On this page:
“Open data can underpin innovation, for example when researchers with fresh perspectives use data in unexpected ways or when companies use data to help them develop new products.”
Data storage and preservation at the University of Hull
If you will be handling sensitive personal data which is in scope of Data Protection regulations, read the guidance on Managing Personal Data before making a decision about where to store your files.
Written for University of Hull students, the Digital Student guide to making the most of digital technology covers Online Safety and Security, including storing your data securely and protecting yourself from scams and phishing attacks.
Introduction to OneDrive from the University of Hull's IT Services
OneDrive is a networked file storage system, with the current quota set at 0.5 TB of storage space per person ( maximum individual file size 250GB). It's part of the Microsoft Office 365 suite of services available to all University of Hull staff and students, which can be accessed from any device, in any location with internet access.
Files are encrypted in transit and located in EU datacentres for compliance with Data Protection regulations. OneDrive is regularly backed up and recoverability of lost files can be initiated.
OneDrive: Guidance around storing and sharing
Files located in OneDrive can be shared with specific people within or outside the University (via their email address), anyone at the University of Hull, or anyone with the link (in which case the link expires after 90 days). You can choose whether people you share with have permission to edit the files, comment, or simply view them.
What happens to my OneDrive when I leave the University?
OneDrive should not be used for preserving data after a project is completed, as access to files is blocked once the file owner's account is closed. If you are leaving the University, you will need to ask colleagues to make their own copies of the files, or move them to a shared Team or offsite location before your account is closed.
Microsoft Teams is a cloud-based communication and collaboration platform, which integrates with other MS Office products and supports working together on files. Each Team is connected to a Sharepoint parent site for file storage.
- University of Hull IT Services support for Microsoft Teams
- Skills Guide for Teams (from University of Hull Library).
How do I share and work on files with others in Teams?
If you are undertaking a project with multiple collaborators over a significant period of time, IT Services recommend setting up a Team - anyone with an email address can be invited. Members can access the Team from any browser, to upload or download files, and view/edit/comment on files added by other members, as well as benefitting from other Teams functions such as chat, meetings and whiteboards.
University of Hull staff can request a new Team from IT Services. Students should ask their academic supervisor to request a Team on their behalf.

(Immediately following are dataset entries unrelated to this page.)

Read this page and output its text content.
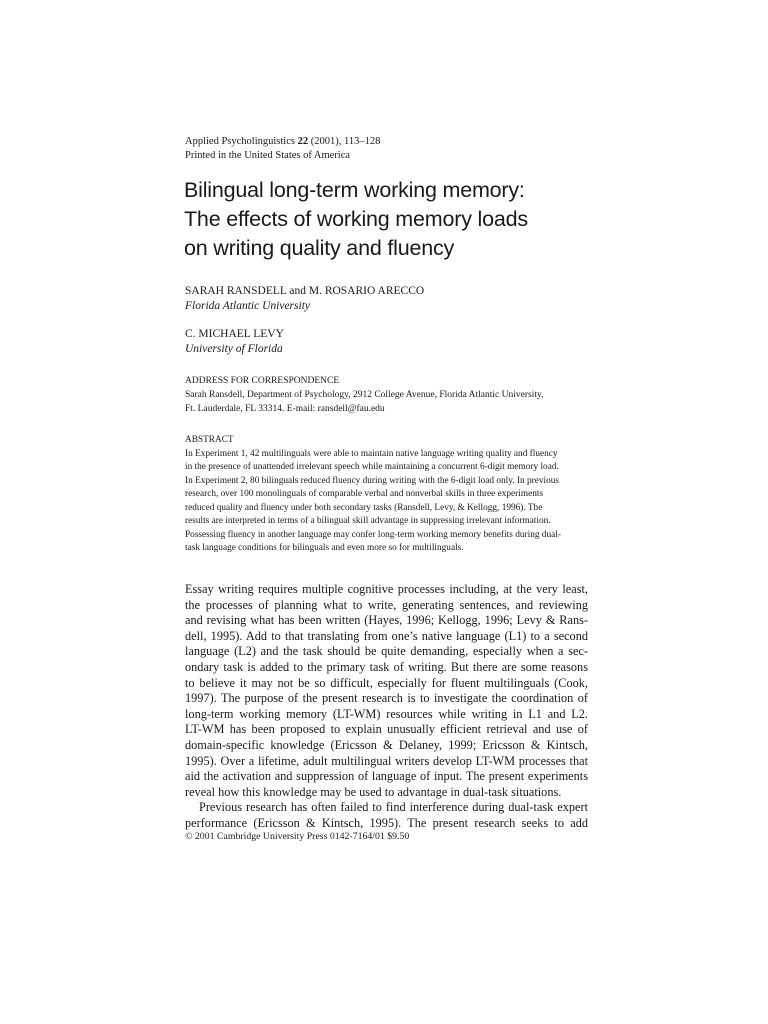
Applied Psycholinguistics 22 (2001), 113–128
Printed in the United States of America
Bilingual long-term working memory:
The effects of working memory loads
on writing quality and fluency
SARAH RANSDELL and M. ROSARIO ARECCO
Florida Atlantic University
C. MICHAEL LEVY
University of Florida
ADDRESS FOR CORRESPONDENCE
Sarah Ransdell, Department of Psychology, 2912 College Avenue, Florida Atlantic University,
Ft. Lauderdale, FL 33314. E-mail: ransdell@fau.edu
ABSTRACT
In Experiment 1, 42 multilinguals were able to maintain native language writing quality and fluency
in the presence of unattended irrelevant speech while maintaining a concurrent 6-digit memory load.
In Experiment 2, 80 bilinguals reduced fluency during writing with the 6-digit load only. In previous
research, over 100 monolinguals of comparable verbal and nonverbal skills in three experiments
reduced quality and fluency under both secondary tasks (Ransdell, Levy, & Kellogg, 1996). The
results are interpreted in terms of a bilingual skill advantage in suppressing irrelevant information.
Possessing fluency in another language may confer long-term working memory benefits during dual-
task language conditions for bilinguals and even more so for multilinguals.
Essay writing requires multiple cognitive processes including, at the very least,
the processes of planning what to write, generating sentences, and reviewing
and revising what has been written (Hayes, 1996; Kellogg, 1996; Levy & Rans-
dell, 1995). Add to that translating from one’s native language (L1) to a second
language (L2) and the task should be quite demanding, especially when a sec-
ondary task is added to the primary task of writing. But there are some reasons
to believe it may not be so difficult, especially for fluent multilinguals (Cook,
1997). The purpose of the present research is to investigate the coordination of
long-term working memory (LT-WM) resources while writing in L1 and L2.
LT-WM has been proposed to explain unusually efficient retrieval and use of
domain-specific knowledge (Ericsson & Delaney, 1999; Ericsson & Kintsch,
1995). Over a lifetime, adult multilingual writers develop LT-WM processes that
aid the activation and suppression of language of input. The present experiments
reveal how this knowledge may be used to advantage in dual-task situations.
Previous research has often failed to find interference during dual-task expert
performance (Ericsson & Kintsch, 1995). The present research seeks to add
© 2001 Cambridge University Press 0142-7164/01 $9.50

Teams has limited potential as a platform for preserving files after completion of a project. Files are owned by the Team rather than the creator, so remain accessible to all members if the creator leaves the institution. However, University of Hull policy commits ICT to archive any Team which has been inactive for 90 days, then delete the content after a further 90 days (with a 30 day recovery window).
All staff and students are advised to use OneDrive as your primary filestore to benefit from vast storage capacity, access from any networked device, and compliance with EU Data Protection regulations.
The on-campus hardware that hosts the University's networked filestore is reaching the end of its life. Starting September 2024, IT Services will contact all current users to migrate their data to OneDrive and retire their G: Drive.
More information for University staff and students.
Wasabi is a S3-compatible cloud object storage system now offered by the University and is intended to be used for storing large static data sets that needs to be kept. It's low cost with no ingress or egress charges.
University of Hull staff can request further information along with discussing if the solution will fit their requirements by contacting IT Services via the Staff Portal. Students should ask their academic supervisor to request this information.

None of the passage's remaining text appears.